In the Muromachi Period (Approximately 240 years from 1573 to 1336), a technique called “roasting” was introduced to dried bonito or dried small bonito to create “dried bonito flakes”. After that, katsuobushi became widely used by people after the roasting huts in Kishu(Wakayama Prefecture) were improved and katsuobushi began to advance. As stewed dishes and soup dishes became popular among upper-class families in Kyoto, traditional seasonings became insufficient, and dried bonito came to be used as “dashi” to add flavor.
It is said that the bonito fisherman, Jintaro Sumiya and his family introduced the process of bonito flakes to Shimizuura in Tosa Province along with the fishing method of bonito. The Tosa clan (Kochi Prefecture) wanted to use katsuobushi as a trade product of the clan, and actively adopted the production method of bonito flakes. Jintaro is also the founder of the (smoke drying)
This is how raw bonito becomes dried bonito.
１．Raw cut = Dismantling and cutting
２.Nijuku (SHAJUKU) = boil
3. Baisen (BAIKAN (SQUEEZE)) = Ibusu
4.repair and reshaping
5.Sun-dried fish (NIKKAN (SMILE))
(In addition to the above, there are many detailed work processes.)

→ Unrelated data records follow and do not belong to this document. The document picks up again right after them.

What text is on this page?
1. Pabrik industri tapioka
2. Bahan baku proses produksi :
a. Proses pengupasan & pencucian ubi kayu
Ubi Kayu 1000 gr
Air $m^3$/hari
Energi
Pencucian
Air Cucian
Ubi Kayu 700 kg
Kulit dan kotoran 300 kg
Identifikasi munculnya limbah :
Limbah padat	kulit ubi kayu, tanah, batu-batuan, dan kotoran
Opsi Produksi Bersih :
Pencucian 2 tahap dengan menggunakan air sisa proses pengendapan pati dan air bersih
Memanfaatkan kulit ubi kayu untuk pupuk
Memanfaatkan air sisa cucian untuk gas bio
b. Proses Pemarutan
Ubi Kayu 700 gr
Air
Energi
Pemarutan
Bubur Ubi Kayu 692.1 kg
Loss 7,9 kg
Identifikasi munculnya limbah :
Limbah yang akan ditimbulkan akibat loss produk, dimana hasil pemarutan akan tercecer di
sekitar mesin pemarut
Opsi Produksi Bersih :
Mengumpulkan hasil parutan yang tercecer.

You call the bonito which was made until the process of smoking “arabushi”.
The katsuobushi that is moldy (aging) after that is called “karebushi”.

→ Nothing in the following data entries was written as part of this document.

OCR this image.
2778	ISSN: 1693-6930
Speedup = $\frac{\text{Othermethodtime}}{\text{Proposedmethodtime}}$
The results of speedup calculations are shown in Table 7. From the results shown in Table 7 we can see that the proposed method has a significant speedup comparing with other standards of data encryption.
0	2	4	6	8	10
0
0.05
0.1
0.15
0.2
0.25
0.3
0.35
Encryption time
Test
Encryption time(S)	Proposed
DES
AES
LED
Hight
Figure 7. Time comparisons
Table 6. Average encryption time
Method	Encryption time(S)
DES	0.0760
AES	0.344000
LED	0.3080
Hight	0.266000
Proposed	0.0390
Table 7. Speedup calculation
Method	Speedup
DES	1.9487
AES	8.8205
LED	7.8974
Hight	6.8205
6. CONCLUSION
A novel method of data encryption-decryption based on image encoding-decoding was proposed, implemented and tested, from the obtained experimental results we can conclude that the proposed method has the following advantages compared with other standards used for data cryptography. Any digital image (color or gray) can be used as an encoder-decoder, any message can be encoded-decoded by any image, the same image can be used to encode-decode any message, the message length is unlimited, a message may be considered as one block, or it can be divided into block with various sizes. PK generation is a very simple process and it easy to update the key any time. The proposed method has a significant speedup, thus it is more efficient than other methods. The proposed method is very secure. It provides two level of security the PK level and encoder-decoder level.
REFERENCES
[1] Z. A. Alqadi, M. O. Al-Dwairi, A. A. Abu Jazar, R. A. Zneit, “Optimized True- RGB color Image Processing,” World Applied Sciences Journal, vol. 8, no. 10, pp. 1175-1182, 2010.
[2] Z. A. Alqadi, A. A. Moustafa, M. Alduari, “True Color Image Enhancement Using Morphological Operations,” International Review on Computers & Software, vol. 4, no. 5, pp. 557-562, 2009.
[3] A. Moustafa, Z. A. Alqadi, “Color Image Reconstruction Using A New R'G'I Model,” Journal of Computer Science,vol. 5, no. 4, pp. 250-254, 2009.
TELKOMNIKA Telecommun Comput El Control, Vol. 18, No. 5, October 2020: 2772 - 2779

The one which is sun-dried and moldy more than 3 ~ 4 times is called “hon-karebushi”. It takes about 6 months to become Honkarebushi. They are then allowed to age for another year or two.
There are several ways to shave dried bonito.

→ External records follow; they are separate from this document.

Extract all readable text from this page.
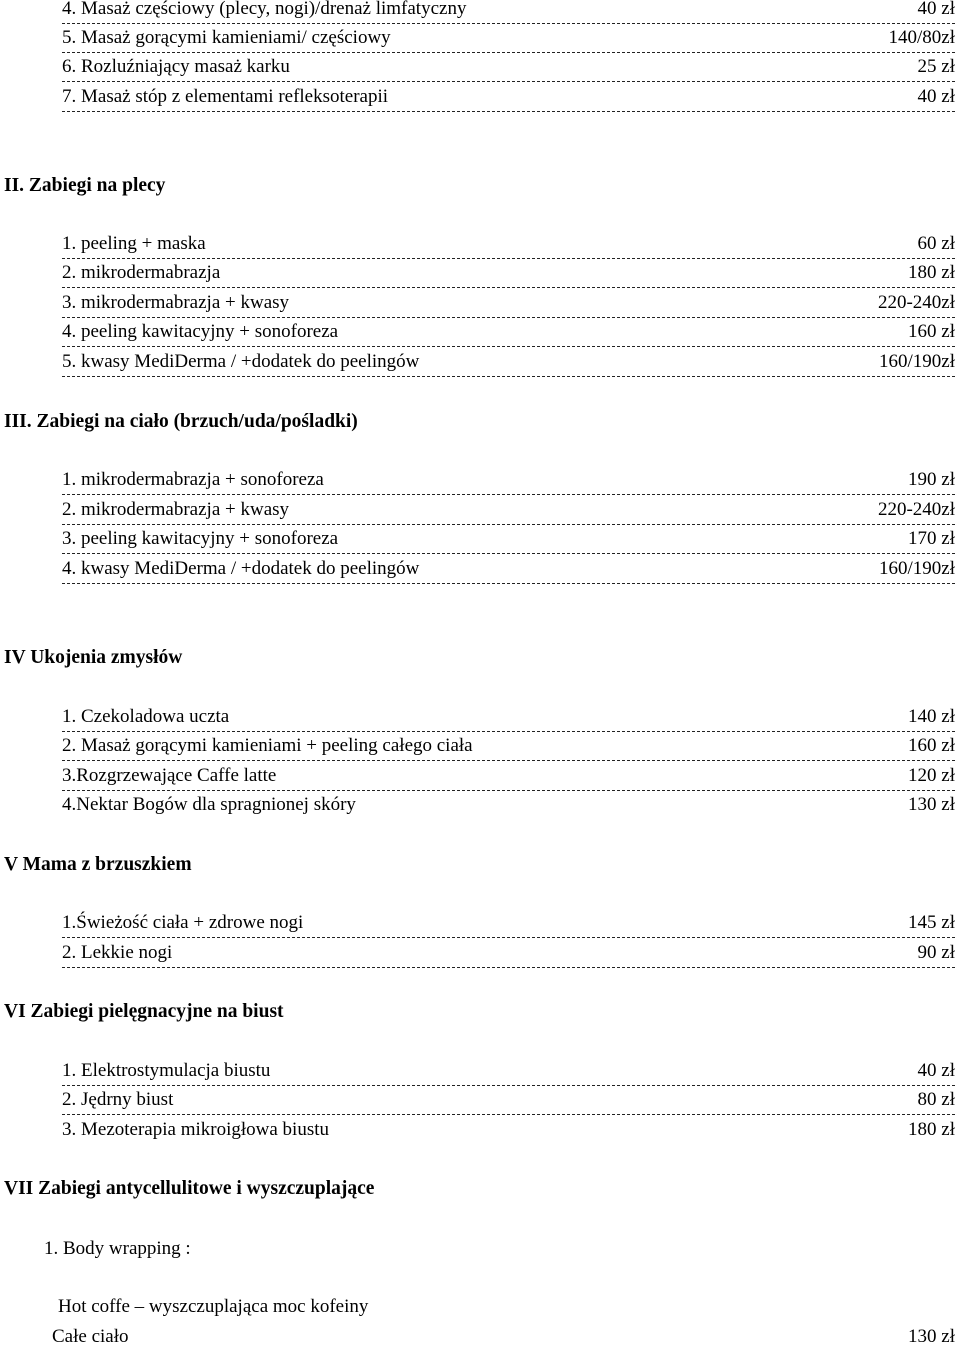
4. Masaż częściowy (plecy, nogi)/drenaż limfatyczny	40 zł
5. Masaż gorącymi kamieniami/ częściowy	140/80zł
6. Rozluźniający masaż karku	25 zł
7. Masaż stóp z elementami refleksoterapii	40 zł
II. Zabiegi na plecy
1. peeling + maska	60 zł
2. mikrodermabrazja	180 zł
3. mikrodermabrazja + kwasy	220-240zł
4. peeling kawitacyjny + sonoforeza	160 zł
5. kwasy MediDerma / +dodatek do peelingów	160/190zł
III. Zabiegi na ciało (brzuch/uda/pośladki)
1. mikrodermabrazja + sonoforeza	190 zł
2. mikrodermabrazja + kwasy	220-240zł
3. peeling kawitacyjny + sonoforeza	170 zł
4. kwasy MediDerma / +dodatek do peelingów	160/190zł
IV Ukojenia zmysłów
1. Czekoladowa uczta	140 zł
2. Masaż gorącymi kamieniami + peeling całego ciała	160 zł
3.Rozgrzewające Caffe latte	120 zł
4.Nektar Bogów dla spragnionej skóry	130 zł
V Mama z brzuszkiem
1.Świeżość ciała + zdrowe nogi	145 zł
2. Lekkie nogi	90 zł
VI Zabiegi pielęgnacyjne na biust
1. Elektrostymulacja biustu	40 zł
2. Jędrny biust	80 zł
3. Mezoterapia mikroigłowa biustu	180 zł
VII Zabiegi antycellulitowe i wyszczuplające
1. Body wrapping :
Hot coffe – wyszczuplająca moc kofeiny
Całe ciało	130 zł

It’s the one to make the dashi or soup stock, so the rich aroma of the sliced bonito tends to be gone, but the rich strong taste soup stock can be made.
This is thinly sliced dried bonito. It is easy for to extract the flavor and umami, so you need only a short time to made soup stock. Because the aroma easily disappears, you can use it as soon as you shave it.
It is easy to use for toppings such as okonomiyaki.
Unlike the thick-shavings and thinly-shavings, you can use it as it is without taking it out.
All you have to do is just to go to the nearest supermarket to buy dried bonito sliced into some types above.
First, wipe off the mold on the surface of the dried bonito with a dry cloth or paper towel.
Next, adjust the blade. If you tap the upper part, the blade will retract, and if you tap the lower part, the blade will come out. When you touch the blade with your fingertips, it es a good position if you feel like it is 1 sheet of paper.
If you shave it onversely, it will become powder. Turn the edge of the sharpener towards you, turn the tail of the dried bonito to the tip, and cut from the head. The best angle of the plane and dried bonito should be 40 ~ 45 degrees. If you continue to shave it, the surface will become flatter and bigger, and the long.
1.Put water in a pot and bring to a boil.
2.When it comes to a boil, turn off the heat and add the bonito flakes.
3.Leave the bonito flakes to soak in the bottom of the pot for 1-2 minutes.
4.Strain gently in a colander lined with a cloth. This completes the dashi stock granules.